Physical examination at 2 months revealed an emaciated, pale male infant with a weight of 3.7 kg (–1 SD), length of 54.6 cm (10th percentile), and head circumference of 37.4 cm (10th percentile). The metopic ridge and lambdoidal sutures were prominent, and the anterior fontanel was barely palpable. Palpebral fissures appeared small, and there was bilateral ptosis. Inner canthal distance was 2.2 cm (–1 SD), interpupillary distance was 4 cm (25th–50th percentile), and outer canthal distance was 5.8 cm (–4 SD). Microretrognathia was present, and the palate was high-arched. His ears were low-set but had no anomalies. His chest was narrow with an internipple distance of 8 cm (3%). Cardiovascular examination was normal. His abdomen was soft, without hepatosplenomegaly or masses. The right testicle was descended, and the left was in the canal; otherwise, the genital examination was unremarkable. A coccygeal pit was present. The extremities had decreased muscle mass, but all large joints (elbows, hips, knees, wrist) were tight, with limited active and passive mobility. Linear creases were noted on the dorsal surface of the right foot at the metatarsalphalangeal joint. Neurologic examination was significant for poor axial and appendicular tone and equivocal Moro reflex. In resting position, his knees were slightly bent and hands fisted tightly. Few spontaneous movements were noted throughout the examination. No tracking or response to visual threat was noted, and he had equivocal response to loud noise.

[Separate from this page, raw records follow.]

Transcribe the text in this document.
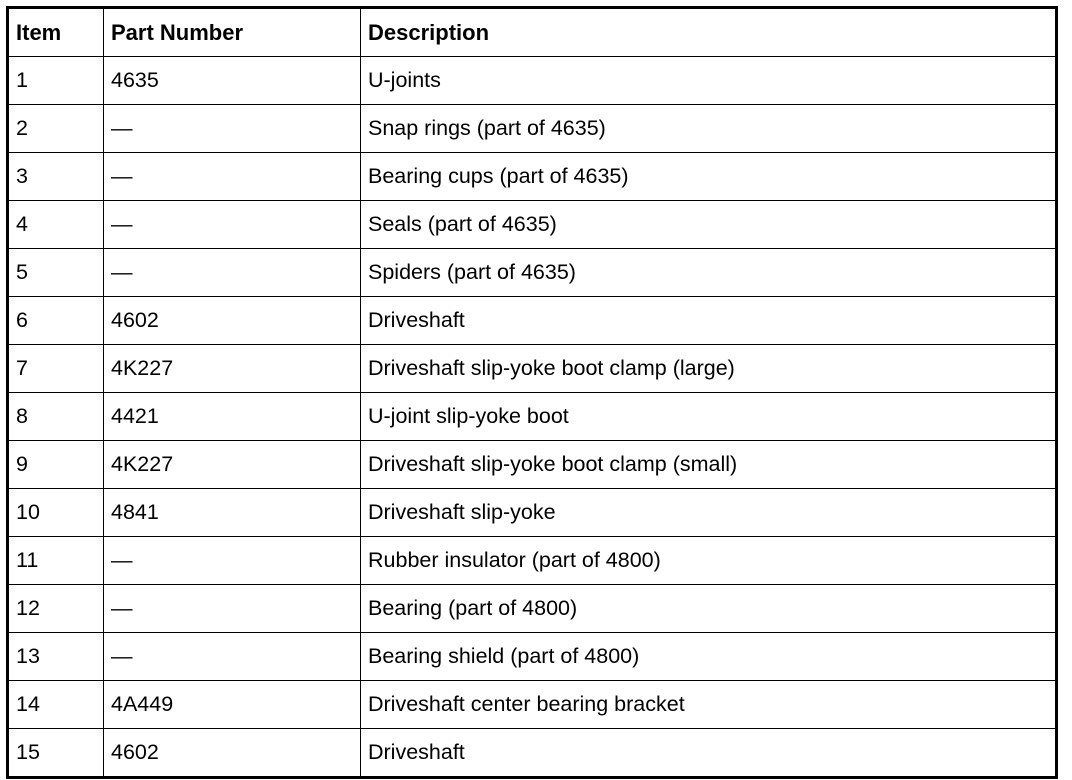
Item	Part Number	Description
1	4635	U-joints
2	—	Snap rings (part of 4635)
3	—	Bearing cups (part of 4635)
4	—	Seals (part of 4635)
5	—	Spiders (part of 4635)
6	4602	Driveshaft
7	4K227	Driveshaft slip-yoke boot clamp (large)
8	4421	U-joint slip-yoke boot
9	4K227	Driveshaft slip-yoke boot clamp (small)
10	4841	Driveshaft slip-yoke
11	—	Rubber insulator (part of 4800)
12	—	Bearing (part of 4800)
13	—	Bearing shield (part of 4800)
14	4A449	Driveshaft center bearing bracket
15	4602	Driveshaft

Head ultrasound on day-of-life (DOL) 1 showed bilateral subdural hematomas in the parietal, occipital, and right frontal regions, with normal ventricles, cephalohematoma, and no calcifications. An echocardiogram on DOL 3 showed no structural abnormalities, patent ductus arteriosus, patent foramen ovale, trivial pericardial effusion, and decreased right ventricular function. Electroencephalography (EEG) on DOL 3 showed abnormal, low-voltage, paucity of background activity consistent with encephalopathy and no seizure activity. A brain MRI (DOL 9) showed normal ventricles and bilateral subdural hematomas with possible calcifications. The laboratory workup on DOL 2 revealed a normal complete blood cell count including a normal platelet count, prothrombin time, and partial thrombin time.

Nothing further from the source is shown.